Abstract: Directed assembly, crystallization and microphase separation have played a central role in the development of modern electronics and energy materials. Recent years, printed electronics based on semiconducting molecular systems have emerged as a new technology platform that promise to revolutionize the electronics, clean energy and medical industry. In contrast to traditional electronic manufacturing that requires high temperature and high vacuum, these new electronic materials can be solution printed at near ambient conditions to produce flexible, light-weight, biointegrated forms at low-cost and high-throughput. However, it remains a central challenge to control the morphology of semiconducting molecular systems across length scales. The significance of this challenge lies in the order of magnitude modulations in device performance by morphology parameters across all length scales.

This challenge arises from the fact that directed assembly approaches designed for conventional hard materials are far less effective for soft matters that exhibit high conformational complexity and weak, non-specific intermolecular interactions.
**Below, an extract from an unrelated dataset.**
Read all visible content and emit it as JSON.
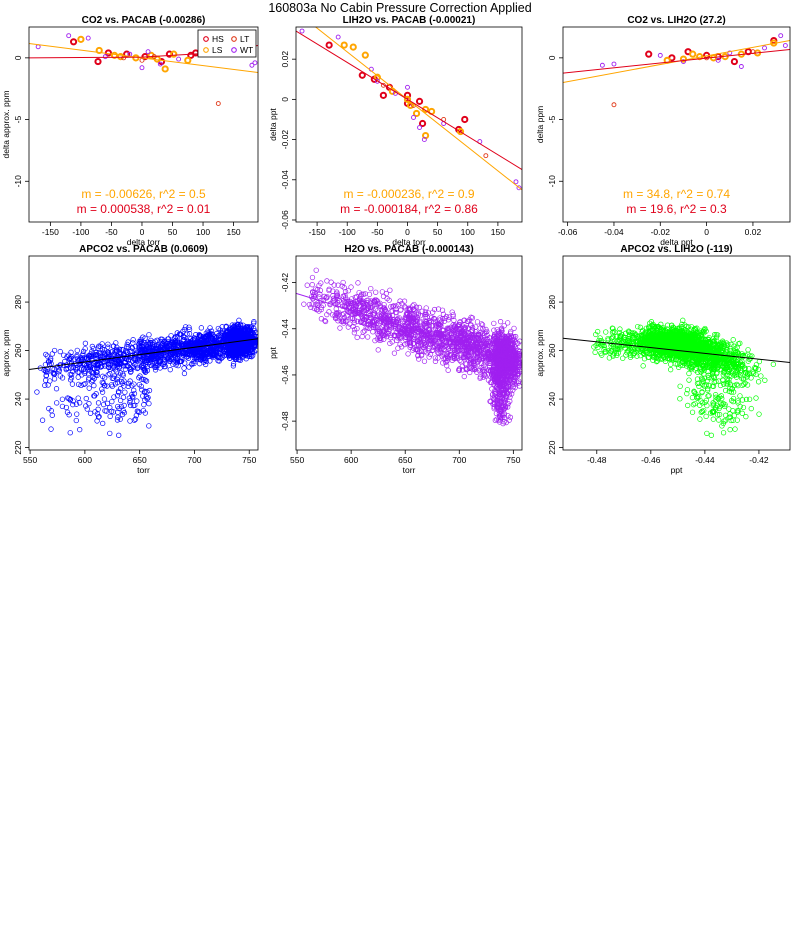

On the other hand, biological systems have evolved to assemble complex molecular structures highly efficiently. We are eager to transfer the wisdom of living systems to developing printed electronics technologies as to enable next generation electronics for clean energy and healthcare. In this talk, we present new insights and strategies we recently developed for controlling multi-scale assembly and transformation of semiconducting molecules. We learned from living systems and designed bioinspired assembly processes, allowing molecules to put themselves together cooperatively into highly ordered structures otherwise not possible with significantly improved electronic properties. We discovered molecular design rules that impart dynamic and switchable electronic properties through the mechanism of molecular cooperativity – a mechanism ubiquitous in nature. We repurpose bioactive molecules, such as DNA binding agents as H-bonded organic semiconductors. The new solid-state properties enabled by our approach could potentially bring out new stretching, sensing and actuation mechanisms not possible before. We further developed 2D and 3D printing process to realize on-the-fly morphology control down to the molecular and nanoscale.